| Key | Value |
|---|---|
| Scientific Name | Goblinus Subterraneum Ignorantus |
| Habitat | Forgotten pockets, particularly in cargo shorts; under dust bunnies; the space behind the washing machine |
| Diet | Earwax (especially brass instrument kind), misplaced socks, emotional support rocks, the tiny bit of plastic that wraps a new electronics cable |
| Average Height | Roughly 3.5 inches, but only when standing on a stack of unfiled receipts |
| Lifespan | Indefinite, unless asked about their career aspirations or forced to attend a team-building exercise |
| Distinguishing Features | Prehensile eyebrows, emit a faint scent of disappointment and old cheese, natural ability to find the quietest part of any party, inexplicable mastery of basic thermodynamics |
Cave Goblins are a notoriously misunderstood species, primarily because they are neither goblins nor do they exclusively inhabit caves. They are, in fact, the chief architects of all minor domestic annoyances, a sort of highly organized disorganization. Often mistaken for dust bunnies with intent, their primary purpose is to ensure humanity never finds both matching socks, the television remote when needed, or that one specific screw that fell off the IKEA furniture. They operate with a quiet, insidious efficiency, and are believed to communicate via a complex network of subtle vibrational humming that mimics the sound of a fridge running.

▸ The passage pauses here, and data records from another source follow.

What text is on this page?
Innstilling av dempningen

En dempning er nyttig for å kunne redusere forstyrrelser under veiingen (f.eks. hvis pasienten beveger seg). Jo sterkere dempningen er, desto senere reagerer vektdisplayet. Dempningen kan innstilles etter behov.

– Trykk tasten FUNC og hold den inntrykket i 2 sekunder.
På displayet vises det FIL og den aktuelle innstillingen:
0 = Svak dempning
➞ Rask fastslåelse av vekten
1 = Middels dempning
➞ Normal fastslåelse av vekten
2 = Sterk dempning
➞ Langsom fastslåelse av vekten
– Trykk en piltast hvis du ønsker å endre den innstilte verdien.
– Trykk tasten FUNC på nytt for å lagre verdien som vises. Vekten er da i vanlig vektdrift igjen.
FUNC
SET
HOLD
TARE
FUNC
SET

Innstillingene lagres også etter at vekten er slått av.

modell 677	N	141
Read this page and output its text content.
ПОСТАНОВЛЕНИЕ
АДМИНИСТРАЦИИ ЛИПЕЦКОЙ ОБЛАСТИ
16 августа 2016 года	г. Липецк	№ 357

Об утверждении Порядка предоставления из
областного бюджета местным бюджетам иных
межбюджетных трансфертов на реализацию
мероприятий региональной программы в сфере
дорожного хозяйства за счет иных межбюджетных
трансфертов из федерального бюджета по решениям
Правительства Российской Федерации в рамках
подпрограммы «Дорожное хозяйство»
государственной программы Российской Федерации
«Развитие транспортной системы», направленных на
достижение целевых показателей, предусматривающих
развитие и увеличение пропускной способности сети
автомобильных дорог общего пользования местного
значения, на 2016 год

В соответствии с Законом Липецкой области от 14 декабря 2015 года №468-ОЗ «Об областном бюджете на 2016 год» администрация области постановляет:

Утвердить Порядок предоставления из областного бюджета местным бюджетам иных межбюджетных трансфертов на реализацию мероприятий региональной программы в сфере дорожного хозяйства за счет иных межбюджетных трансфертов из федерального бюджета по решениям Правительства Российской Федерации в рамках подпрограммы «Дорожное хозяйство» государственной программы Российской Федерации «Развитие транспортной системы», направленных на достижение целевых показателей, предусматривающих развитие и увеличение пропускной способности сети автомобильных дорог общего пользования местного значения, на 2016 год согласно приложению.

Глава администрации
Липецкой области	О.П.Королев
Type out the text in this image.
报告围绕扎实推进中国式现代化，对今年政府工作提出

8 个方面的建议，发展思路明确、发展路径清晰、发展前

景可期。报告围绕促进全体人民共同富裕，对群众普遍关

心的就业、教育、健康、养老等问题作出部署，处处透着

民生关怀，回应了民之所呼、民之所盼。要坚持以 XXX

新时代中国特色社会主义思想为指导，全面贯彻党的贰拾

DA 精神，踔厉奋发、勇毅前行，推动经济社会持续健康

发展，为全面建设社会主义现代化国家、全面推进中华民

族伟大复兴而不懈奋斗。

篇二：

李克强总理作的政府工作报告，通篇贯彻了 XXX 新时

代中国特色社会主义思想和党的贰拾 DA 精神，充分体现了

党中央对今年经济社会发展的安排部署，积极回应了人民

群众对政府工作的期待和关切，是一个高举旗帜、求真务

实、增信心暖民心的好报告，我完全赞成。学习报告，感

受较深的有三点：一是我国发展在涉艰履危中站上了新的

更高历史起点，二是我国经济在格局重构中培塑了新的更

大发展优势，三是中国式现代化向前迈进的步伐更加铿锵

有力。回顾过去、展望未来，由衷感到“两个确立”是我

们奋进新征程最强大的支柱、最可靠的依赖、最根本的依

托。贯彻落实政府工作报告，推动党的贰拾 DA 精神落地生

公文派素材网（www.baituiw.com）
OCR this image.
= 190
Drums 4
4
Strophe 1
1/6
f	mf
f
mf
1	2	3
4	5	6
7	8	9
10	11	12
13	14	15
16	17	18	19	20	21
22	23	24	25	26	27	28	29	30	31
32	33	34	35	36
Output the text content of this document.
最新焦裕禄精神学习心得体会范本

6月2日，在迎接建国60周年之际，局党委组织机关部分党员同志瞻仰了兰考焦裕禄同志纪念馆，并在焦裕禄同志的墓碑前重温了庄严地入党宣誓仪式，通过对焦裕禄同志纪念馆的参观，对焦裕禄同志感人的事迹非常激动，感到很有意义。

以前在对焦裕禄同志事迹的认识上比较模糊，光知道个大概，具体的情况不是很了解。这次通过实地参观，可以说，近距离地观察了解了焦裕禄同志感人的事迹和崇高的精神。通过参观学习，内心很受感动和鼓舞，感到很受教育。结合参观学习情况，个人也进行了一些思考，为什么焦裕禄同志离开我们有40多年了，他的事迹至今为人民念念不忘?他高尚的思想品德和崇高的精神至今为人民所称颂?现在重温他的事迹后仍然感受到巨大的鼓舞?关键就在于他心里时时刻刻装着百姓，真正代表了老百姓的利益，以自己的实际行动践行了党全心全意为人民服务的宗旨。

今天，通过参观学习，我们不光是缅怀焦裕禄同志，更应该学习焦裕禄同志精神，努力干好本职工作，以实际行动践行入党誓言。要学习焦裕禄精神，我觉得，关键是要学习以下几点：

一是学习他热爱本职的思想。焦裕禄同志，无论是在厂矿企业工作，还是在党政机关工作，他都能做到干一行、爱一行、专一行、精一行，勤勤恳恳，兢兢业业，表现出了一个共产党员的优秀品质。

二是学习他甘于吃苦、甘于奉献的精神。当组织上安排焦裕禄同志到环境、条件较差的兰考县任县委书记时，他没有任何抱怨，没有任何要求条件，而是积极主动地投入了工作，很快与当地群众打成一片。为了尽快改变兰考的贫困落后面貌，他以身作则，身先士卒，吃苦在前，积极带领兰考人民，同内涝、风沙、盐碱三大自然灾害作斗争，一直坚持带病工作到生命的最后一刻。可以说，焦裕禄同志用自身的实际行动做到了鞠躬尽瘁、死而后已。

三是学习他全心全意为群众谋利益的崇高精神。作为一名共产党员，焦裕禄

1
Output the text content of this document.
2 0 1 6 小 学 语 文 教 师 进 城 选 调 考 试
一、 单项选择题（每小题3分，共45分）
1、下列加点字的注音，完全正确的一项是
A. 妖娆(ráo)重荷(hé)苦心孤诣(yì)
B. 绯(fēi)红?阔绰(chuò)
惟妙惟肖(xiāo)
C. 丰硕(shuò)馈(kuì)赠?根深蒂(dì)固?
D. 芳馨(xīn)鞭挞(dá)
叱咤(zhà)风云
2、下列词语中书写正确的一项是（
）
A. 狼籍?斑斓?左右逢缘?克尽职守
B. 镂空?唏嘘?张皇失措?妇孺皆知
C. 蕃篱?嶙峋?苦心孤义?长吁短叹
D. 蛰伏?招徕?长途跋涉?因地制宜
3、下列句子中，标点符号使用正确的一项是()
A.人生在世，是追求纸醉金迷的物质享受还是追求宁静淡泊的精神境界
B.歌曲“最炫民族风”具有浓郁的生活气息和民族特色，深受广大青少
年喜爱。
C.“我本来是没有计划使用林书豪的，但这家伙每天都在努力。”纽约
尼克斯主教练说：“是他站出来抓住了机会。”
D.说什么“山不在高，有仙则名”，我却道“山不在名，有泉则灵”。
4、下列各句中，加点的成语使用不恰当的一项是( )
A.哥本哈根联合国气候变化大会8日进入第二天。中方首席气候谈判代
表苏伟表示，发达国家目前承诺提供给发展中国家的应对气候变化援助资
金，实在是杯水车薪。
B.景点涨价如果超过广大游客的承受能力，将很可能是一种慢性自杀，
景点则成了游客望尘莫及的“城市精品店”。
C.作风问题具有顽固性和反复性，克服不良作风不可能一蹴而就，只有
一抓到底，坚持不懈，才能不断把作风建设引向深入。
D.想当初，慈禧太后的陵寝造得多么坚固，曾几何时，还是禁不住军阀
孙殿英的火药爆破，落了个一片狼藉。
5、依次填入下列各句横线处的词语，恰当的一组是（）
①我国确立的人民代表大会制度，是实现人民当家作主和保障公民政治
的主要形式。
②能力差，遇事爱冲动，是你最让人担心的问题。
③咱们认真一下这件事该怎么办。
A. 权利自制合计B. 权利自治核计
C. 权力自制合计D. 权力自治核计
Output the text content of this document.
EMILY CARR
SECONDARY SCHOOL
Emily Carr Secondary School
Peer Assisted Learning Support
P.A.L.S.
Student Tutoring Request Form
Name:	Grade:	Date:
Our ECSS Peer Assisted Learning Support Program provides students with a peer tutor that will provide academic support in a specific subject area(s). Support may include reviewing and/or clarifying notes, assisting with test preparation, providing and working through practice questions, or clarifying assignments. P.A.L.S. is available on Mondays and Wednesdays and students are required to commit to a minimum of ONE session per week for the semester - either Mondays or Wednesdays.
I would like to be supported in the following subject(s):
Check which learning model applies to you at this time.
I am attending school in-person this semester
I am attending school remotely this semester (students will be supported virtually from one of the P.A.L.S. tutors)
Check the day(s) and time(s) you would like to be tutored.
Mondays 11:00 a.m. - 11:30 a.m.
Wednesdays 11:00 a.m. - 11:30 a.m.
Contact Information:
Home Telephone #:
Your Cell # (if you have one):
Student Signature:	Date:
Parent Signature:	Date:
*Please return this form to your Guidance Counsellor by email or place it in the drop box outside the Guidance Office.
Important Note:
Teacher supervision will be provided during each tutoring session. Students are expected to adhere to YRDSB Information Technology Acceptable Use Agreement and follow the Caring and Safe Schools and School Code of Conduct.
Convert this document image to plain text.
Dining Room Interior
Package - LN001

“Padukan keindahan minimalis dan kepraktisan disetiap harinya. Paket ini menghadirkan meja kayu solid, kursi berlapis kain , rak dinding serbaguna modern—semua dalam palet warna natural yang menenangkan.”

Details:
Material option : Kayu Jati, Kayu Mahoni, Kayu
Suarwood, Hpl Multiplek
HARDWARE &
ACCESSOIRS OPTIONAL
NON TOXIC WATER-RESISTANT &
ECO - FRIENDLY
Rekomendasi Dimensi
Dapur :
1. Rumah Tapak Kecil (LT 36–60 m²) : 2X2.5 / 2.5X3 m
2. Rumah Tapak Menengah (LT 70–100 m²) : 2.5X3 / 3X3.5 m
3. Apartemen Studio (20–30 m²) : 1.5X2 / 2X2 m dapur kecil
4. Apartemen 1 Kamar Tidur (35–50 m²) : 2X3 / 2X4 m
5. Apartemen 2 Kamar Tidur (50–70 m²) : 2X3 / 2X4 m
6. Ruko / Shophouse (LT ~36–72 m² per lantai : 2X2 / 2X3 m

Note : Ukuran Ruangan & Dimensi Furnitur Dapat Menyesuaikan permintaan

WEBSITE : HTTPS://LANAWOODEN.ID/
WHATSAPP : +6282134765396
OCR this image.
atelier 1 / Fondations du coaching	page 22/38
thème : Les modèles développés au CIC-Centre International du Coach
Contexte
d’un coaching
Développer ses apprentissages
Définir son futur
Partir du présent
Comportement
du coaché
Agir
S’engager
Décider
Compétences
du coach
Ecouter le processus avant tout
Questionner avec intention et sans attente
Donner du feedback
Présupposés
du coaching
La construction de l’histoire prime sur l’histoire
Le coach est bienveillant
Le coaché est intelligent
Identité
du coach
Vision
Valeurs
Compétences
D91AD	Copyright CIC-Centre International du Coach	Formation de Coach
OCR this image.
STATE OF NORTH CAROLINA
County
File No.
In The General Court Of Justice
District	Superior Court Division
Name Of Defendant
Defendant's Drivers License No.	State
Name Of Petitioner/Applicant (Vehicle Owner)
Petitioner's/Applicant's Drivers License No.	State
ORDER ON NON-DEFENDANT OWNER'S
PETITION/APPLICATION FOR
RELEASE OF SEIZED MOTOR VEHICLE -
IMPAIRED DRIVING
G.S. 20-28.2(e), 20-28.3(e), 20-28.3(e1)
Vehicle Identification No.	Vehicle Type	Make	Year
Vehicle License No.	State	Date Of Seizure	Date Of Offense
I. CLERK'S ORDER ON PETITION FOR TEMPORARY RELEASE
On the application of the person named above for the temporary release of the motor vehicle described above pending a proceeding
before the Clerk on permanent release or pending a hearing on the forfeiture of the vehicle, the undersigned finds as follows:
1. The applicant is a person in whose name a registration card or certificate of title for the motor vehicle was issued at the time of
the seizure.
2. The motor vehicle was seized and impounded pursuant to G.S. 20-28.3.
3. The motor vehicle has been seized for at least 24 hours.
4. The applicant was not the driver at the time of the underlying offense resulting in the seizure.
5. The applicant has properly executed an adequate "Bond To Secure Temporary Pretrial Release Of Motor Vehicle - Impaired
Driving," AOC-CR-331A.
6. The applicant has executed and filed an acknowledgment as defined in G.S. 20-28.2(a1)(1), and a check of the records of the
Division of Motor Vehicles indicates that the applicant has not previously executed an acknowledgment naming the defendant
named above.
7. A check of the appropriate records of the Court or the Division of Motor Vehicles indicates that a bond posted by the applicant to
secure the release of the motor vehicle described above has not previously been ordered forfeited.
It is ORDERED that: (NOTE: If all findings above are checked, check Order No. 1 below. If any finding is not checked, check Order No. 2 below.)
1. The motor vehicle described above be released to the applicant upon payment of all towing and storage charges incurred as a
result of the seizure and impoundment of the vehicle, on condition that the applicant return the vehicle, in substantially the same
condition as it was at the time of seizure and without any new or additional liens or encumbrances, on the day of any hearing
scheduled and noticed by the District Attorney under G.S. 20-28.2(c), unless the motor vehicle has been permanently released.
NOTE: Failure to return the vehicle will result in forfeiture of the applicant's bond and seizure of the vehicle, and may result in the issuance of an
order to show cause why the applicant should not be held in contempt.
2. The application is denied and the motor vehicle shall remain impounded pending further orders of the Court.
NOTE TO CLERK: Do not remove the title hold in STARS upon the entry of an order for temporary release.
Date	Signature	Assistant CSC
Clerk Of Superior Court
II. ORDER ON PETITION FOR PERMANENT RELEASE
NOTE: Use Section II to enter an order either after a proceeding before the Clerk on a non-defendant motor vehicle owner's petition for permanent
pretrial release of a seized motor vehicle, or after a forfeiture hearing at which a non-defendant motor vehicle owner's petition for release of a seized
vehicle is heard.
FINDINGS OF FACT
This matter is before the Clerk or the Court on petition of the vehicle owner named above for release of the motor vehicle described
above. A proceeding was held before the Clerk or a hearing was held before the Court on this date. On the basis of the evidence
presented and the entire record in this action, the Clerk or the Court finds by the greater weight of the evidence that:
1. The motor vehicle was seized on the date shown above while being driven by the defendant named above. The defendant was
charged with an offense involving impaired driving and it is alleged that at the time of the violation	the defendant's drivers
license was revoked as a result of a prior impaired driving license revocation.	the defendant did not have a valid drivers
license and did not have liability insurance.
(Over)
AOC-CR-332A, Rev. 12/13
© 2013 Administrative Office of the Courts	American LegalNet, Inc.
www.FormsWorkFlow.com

The first documented sighting of a Cave Goblin dates back to the early 17th century, when a particularly zealous librarian noted the inexplicable disappearance of all his punctuation marks, only for them to reappear in the wrong books (specifically, the erotic poetry section). Scholars now believe Cave Goblins originated much earlier, possibly during the invention of the filing cabinet, as a direct evolutionary response to organizational systems. Some fringe theories, largely dismissed by the Global Consortium of Petty Annoyances (GCPA) but popular among amateur crypto-laundryologists, suggest they are actually sentient crumbs that achieved sentience after absorbing too much ambient static electricity from a synthetic rug, then coalesced into a form capable of complex mischief.
Perhaps the most enduring controversy surrounding Cave Goblins is their classification. The aforementioned GCPA insists they are a species of mischievous rodent, easily deterred by proper tidiness (a claim vehemently refuted by anyone who has ever owned a dog, a toddler, or a collection of small plastic figurines). However, the Institute of Unexplained Pockets (IUP) argues they are merely the physical manifestation of entropy, an unavoidable universal force, and attempting to 'tidy' them away is akin to trying to iron a wrinkle out of the space-time continuum. This debate often escalates into heated arguments about laundry folding techniques at international conferences, usually culminating in a power outage attributed (incorrectly, insists the IUP) to nearby goblin activity attempting to reset the local timeline. A smaller, but equally passionate, debate exists regarding whether their preferred diet of earwax should be considered a form of recycling or aggressive parasitism.